In its application to the Takeovers Panel, Hongkong Xinhe noted that the two companies had been in merger discussions since May of last year, and on November 29 had entered into a bid implementation agreement.
Between November 29 and December 3, Bullseye issued more than 71.6-million shares, at prices between 20c and 27c each.

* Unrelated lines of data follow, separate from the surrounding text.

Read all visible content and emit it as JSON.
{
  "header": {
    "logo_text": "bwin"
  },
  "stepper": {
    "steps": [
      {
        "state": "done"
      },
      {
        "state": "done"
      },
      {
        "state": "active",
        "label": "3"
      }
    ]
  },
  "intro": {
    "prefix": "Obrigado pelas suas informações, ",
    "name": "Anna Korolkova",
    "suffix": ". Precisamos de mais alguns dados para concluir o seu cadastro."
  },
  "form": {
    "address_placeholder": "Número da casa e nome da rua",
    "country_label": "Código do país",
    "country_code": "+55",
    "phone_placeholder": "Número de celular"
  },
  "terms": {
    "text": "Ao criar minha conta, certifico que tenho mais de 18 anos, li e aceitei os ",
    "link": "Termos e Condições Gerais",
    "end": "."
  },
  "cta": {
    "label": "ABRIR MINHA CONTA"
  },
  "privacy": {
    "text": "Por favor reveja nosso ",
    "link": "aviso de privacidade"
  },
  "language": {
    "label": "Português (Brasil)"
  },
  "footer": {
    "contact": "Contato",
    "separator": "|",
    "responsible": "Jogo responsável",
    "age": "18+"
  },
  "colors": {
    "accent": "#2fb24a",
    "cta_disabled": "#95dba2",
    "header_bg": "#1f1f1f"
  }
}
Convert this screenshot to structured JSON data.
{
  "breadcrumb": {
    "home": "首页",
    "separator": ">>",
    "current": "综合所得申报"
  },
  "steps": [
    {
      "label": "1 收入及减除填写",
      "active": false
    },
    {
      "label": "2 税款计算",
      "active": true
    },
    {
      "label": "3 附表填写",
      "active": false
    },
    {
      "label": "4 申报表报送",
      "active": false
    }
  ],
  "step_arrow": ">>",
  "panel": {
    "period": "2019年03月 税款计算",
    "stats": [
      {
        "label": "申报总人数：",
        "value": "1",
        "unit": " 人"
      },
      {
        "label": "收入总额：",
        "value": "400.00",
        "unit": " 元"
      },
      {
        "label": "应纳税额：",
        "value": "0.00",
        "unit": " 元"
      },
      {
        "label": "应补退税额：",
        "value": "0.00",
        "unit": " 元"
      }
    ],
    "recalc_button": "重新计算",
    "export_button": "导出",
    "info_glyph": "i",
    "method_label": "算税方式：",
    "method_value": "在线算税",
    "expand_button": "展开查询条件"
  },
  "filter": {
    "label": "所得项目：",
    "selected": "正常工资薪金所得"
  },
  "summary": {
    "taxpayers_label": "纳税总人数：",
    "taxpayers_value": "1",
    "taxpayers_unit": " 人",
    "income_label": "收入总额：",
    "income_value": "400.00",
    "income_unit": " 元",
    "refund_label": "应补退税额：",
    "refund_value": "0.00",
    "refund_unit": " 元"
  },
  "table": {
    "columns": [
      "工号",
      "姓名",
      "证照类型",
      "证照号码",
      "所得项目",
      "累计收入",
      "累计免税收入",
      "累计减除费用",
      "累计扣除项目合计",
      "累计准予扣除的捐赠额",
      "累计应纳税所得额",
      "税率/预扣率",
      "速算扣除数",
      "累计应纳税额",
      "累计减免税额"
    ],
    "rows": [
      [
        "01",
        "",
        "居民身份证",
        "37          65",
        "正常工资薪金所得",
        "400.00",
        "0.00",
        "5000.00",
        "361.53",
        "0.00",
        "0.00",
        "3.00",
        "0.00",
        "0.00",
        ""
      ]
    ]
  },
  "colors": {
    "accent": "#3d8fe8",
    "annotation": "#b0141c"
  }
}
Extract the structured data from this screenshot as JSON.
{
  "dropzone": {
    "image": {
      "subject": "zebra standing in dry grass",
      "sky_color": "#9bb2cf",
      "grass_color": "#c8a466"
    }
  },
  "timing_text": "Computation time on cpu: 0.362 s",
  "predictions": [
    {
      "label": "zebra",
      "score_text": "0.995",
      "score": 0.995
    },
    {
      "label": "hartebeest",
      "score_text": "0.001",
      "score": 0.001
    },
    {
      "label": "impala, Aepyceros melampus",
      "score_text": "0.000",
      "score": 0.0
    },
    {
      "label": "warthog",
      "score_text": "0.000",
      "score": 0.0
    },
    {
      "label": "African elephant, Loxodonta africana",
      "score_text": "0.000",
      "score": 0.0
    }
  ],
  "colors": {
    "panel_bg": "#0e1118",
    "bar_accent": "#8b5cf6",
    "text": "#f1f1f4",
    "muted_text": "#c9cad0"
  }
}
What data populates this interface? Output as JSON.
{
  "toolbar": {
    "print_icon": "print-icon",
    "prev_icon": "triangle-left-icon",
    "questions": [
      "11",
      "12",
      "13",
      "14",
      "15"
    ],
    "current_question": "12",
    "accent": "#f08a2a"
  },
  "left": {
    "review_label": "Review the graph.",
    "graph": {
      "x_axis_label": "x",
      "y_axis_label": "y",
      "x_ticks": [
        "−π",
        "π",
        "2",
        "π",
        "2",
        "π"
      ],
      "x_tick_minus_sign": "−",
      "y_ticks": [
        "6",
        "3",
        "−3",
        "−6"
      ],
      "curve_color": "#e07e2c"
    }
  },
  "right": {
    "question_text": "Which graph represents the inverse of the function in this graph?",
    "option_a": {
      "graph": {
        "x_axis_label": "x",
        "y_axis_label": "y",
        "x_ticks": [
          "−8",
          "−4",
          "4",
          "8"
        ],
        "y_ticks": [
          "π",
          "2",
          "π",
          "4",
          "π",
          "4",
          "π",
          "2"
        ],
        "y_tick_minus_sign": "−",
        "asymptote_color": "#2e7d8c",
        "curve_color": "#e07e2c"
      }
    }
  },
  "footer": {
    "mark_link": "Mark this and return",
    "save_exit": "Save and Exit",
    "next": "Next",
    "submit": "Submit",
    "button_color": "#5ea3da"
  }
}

On December 13, the company also issued 17.2-million shares at a price of 23c each, and 17.3-million shares at a price of 25c each.
Meanwhile, Emerald had acquired a 19.45% stake in Bullseye as a pre-bid stake from existing shareholders, on the same terms as under the offer, and on December 28, had amassed a relevant interest of 46.09% in Bullseye.
Hongkong Xinhe is claiming that both the bidder and target’s statements were deficient, and prevented Bullseye shareholders from making a properly informed decision in relation to the offer, while also calling into question Emerald’s pre-bid acquisition, as well as its acquisition of Bullseye director interest in the takeover target.
The company also claims that Emerald had failed in its continuous disclosure obligations under ASX rules, after failing to disclose the execution of a bid implementation agreement between November 29 and December 7.
Hongkong Xinhe was seeking an interim order restraining Emerald from processing any acceptances under the bid, and was seeking final orders for “corrective disclosure” from both Bullseye and Emerald, and has asked the Panel to address the ‘springboard’ advantage gained by Emerald through its pre-bid conduct.